Parece impossível, nos dias em que vivemos, permanecer incólume às vicissitudes que atormentam as criaturas em peregrinação pelo planeta.
No âmbito planetário, por sinal, ameaças de ruptura de acordos que garantem a relativa paz entre nações beligerantes. Intensificação de projetos de exploração das potencialidades nucleares, evidentemente para fins não pacíficos. Explosão do uso criminoso dos recursos naturais, com o derretimento das calotas polares, incêndios provocados ou incentivados em biomas irrecuperáveis, sob aplauso dos que negam o aquecimento global.
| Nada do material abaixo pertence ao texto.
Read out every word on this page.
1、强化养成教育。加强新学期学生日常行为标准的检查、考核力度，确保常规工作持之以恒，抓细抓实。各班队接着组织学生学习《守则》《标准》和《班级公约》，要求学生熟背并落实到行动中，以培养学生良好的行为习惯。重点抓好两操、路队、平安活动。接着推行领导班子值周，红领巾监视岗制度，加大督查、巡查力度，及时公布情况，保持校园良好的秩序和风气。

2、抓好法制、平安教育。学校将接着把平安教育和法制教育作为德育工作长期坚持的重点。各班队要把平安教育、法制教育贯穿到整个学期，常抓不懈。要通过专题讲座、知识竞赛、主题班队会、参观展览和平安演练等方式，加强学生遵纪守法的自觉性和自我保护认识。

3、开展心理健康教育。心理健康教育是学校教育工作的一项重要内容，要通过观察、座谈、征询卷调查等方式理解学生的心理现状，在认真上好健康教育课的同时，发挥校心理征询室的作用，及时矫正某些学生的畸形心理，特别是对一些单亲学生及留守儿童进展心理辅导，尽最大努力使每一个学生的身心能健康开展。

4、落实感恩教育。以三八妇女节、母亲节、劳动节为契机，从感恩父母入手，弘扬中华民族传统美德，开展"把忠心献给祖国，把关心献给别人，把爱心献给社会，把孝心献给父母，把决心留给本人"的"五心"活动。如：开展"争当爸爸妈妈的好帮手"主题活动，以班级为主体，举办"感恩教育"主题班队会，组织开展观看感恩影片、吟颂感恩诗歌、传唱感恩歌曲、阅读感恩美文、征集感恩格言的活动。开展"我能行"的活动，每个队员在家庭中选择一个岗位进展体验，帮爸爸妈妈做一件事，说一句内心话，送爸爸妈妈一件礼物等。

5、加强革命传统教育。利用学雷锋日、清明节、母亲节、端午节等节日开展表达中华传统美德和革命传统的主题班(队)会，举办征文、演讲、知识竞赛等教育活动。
O drama dos refugiados evidencia que a espécie humana involuiu. Em lugar da coesão e da busca de um destino menos turbulento, nações se desligam de blocos formados para a consecução de objetivos comuns. Corrida armamentista, fundamentalismos, tendência à eleição do popularesco folclóricos em várias latitudes.
No Brasil, a continuidade da violência, de que o Rio de Janeiro é o emblemático e lamentável modelo. As milhares de mortes de jovens, o desemprego que não arrefece. A polarização das opiniões e o fortalecimento das barreiras que separam “amigos” de “inimigos”, numa visão equivocada e inibidora do diálogo.
Naquilo que concerne à esfera privada, famílias que não se entendem, filhos que não respeitam os pais, genitores que abandonam a prole à própria sorte, muito embora possam propiciar bens materiais que nunca suprirão a falta de carinho, de orientação e de companheirismo.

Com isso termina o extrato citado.